Lt.-Col. (res.) Peter Lerner, a former IDF spokesman, noted in a Facebook post on December 19 that the Nabi Saleh video was just another “viral escapade from Tamimi Production Inc. The officer and the soldier did not step on to the minefield, [and] remain composed, calm and collected, and maintained a standing that some in Israel see as humiliating.”
Lerner pointed out that the commander made a tactical decision not to arrest Tamimi, inevitably biting, screaming and hitting, on camera. “He knew his mission was to prevent more people interfering with the crowd control activities in the village, and dealing with the screamer wouldn’t have contributed to the fulfillment of his mission,” Lerner said.
“However, while he didn’t willfully stroll into the minefield, by inaction and waiting until the video surfaced the IDF walked into an ambush,” Lerner asserted.
“The question of course remains, why did the army wait until Monday night, after the video surfaced [to arrest her]? If the military understood it was a minefield, why not prevent the ambush? Arresting her prior to the video going viral would’ve given the IDF some credibility that it isn’t an arrest out of spite due to the humiliating video, it would’ve empowered the military to have some control over the message…”
Many of the viral videos stress that Palestinian minors are detained for stone throwing.

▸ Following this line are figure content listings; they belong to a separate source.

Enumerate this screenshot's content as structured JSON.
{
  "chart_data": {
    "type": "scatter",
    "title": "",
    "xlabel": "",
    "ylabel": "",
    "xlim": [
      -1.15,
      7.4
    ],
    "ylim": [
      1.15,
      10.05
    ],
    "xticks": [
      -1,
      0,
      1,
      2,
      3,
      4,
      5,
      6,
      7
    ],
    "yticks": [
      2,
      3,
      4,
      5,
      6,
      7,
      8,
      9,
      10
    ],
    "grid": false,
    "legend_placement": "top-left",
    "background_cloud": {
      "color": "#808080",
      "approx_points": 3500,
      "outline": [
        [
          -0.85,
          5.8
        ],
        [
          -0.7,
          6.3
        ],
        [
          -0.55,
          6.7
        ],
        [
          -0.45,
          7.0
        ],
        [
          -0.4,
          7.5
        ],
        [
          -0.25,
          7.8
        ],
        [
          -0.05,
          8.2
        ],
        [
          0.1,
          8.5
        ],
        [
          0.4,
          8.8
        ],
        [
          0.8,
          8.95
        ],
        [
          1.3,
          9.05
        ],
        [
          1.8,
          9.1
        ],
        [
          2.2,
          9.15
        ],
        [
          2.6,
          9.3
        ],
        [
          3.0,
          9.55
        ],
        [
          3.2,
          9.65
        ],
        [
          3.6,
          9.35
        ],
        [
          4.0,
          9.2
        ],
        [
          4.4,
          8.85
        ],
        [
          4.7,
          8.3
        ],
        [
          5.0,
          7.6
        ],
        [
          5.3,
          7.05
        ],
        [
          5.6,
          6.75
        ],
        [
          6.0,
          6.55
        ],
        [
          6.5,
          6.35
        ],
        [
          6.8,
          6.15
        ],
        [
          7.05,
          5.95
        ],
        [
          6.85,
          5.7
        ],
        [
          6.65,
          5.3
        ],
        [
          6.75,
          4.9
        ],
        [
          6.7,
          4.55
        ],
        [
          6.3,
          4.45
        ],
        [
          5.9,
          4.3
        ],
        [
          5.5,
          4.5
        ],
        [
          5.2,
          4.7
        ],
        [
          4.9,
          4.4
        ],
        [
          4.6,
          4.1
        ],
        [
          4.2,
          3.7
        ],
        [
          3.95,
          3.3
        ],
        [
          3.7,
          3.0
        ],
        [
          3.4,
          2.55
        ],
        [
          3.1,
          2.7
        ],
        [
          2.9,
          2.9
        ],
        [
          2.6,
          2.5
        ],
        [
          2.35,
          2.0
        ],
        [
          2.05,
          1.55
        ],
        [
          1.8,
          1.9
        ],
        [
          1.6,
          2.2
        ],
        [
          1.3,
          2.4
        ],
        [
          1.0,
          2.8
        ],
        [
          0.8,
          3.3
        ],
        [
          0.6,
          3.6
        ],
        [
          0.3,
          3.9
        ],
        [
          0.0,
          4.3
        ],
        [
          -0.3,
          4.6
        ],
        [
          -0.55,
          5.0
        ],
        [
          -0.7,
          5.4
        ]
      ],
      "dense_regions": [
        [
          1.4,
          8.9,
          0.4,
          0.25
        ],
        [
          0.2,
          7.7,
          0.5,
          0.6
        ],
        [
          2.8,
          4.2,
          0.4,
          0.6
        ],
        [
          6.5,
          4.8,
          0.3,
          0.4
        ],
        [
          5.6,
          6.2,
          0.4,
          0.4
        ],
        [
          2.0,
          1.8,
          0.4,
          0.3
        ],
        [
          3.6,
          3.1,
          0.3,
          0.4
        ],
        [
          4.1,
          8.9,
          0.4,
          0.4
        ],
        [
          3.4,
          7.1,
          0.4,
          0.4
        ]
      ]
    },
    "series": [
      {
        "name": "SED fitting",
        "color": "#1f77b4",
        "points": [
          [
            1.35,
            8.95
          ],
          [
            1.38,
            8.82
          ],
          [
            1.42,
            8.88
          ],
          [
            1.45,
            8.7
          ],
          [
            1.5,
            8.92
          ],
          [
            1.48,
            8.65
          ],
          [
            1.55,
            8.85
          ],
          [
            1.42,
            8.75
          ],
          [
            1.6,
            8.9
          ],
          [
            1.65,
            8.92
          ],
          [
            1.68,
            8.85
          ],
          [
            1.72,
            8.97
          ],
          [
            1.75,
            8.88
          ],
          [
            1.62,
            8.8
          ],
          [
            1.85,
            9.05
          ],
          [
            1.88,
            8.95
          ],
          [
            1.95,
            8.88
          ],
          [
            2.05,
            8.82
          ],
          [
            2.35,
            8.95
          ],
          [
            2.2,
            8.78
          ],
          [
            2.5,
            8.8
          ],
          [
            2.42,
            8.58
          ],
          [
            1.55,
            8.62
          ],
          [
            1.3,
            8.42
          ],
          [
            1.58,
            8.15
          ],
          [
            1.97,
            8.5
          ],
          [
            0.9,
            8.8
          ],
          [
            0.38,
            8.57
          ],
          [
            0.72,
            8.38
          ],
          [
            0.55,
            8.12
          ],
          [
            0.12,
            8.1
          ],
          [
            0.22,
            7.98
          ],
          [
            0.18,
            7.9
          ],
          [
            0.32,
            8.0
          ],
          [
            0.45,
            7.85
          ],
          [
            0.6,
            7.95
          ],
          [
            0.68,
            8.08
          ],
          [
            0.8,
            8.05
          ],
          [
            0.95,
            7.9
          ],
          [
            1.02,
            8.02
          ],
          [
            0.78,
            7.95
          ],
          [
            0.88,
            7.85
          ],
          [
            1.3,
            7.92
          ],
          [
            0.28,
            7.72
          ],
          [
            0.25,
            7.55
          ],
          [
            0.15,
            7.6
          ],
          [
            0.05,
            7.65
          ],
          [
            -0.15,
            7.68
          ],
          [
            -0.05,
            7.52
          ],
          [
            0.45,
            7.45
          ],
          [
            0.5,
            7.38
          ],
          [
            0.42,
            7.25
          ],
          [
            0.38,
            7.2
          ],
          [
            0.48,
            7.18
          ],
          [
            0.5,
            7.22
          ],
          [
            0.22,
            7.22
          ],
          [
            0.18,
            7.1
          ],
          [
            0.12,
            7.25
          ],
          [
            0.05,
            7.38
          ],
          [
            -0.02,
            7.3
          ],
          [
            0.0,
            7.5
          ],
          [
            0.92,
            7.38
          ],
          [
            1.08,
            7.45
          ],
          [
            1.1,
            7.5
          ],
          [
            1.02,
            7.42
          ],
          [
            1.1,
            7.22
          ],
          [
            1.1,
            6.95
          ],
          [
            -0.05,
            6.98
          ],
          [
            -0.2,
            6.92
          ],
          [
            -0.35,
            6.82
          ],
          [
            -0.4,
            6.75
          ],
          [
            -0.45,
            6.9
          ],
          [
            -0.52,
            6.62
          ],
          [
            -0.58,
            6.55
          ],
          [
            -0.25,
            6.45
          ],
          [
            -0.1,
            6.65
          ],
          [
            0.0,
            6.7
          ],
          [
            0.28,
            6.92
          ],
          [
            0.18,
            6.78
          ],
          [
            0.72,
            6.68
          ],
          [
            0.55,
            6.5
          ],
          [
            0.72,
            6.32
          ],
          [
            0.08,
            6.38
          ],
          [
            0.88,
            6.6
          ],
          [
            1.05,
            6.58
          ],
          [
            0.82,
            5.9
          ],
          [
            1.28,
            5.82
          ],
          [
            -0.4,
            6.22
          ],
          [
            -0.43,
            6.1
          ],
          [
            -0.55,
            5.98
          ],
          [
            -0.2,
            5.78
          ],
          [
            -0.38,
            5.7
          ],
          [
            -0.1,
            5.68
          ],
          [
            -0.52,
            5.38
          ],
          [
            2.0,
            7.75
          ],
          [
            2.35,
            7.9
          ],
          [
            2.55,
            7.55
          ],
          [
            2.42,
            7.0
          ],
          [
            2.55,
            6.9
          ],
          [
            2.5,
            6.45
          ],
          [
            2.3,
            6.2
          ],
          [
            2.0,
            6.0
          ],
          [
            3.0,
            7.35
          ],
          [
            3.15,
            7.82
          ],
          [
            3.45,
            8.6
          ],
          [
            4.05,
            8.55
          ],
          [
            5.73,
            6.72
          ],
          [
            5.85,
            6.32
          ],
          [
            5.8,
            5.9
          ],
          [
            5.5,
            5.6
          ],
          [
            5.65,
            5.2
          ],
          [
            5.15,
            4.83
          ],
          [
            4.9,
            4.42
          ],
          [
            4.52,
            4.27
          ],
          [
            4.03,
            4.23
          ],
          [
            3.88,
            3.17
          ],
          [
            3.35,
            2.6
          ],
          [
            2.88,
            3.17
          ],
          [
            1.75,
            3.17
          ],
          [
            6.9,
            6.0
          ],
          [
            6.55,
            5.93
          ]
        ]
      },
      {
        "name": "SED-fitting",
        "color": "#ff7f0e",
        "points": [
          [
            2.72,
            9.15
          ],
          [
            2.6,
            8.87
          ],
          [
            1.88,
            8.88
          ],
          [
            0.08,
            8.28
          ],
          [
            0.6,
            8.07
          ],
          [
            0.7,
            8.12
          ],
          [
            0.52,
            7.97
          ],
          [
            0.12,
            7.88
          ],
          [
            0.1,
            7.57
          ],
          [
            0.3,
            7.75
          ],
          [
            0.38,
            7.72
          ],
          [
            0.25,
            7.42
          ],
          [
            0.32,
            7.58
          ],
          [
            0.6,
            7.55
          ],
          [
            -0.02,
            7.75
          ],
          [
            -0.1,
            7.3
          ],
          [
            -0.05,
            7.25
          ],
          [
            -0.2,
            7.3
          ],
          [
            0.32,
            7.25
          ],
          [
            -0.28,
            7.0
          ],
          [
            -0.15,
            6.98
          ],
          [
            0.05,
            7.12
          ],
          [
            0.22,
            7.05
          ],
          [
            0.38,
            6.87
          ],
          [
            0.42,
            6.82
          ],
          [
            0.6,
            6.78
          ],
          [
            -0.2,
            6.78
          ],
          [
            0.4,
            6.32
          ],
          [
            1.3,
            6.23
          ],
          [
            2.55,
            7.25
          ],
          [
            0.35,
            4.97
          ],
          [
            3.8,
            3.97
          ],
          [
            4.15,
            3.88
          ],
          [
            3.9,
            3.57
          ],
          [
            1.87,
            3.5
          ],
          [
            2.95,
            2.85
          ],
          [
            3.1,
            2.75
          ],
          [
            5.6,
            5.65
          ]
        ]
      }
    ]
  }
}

In psychological warfare, words and images kill. But it shouldn’t be forgotten that rocks and stones can also be fatal: Ask the family of Asher Palmer, who was killed along with his year-old son, Yonatan, when he lost control of his car when it was hit by rocks; ask the family of Adele Biton, who died at the age of four, having been critically wounded in a similar incident two years before; or the family of Alexander Levlovitz, killed after a stone hit his car as he returned from a meal celebrating the Jewish New Year in 2015.
Stopping the “Pallywood syndrome” could prevent loss of lives, both Palestinian and Israeli. An effort must be made to persuade those funding these camera projects that this is not a matter of empowerment. The Tamimis and others like them have been taught that provocation is power. It does nothing to foster peaceful resolution of conflict. Not by a long shot.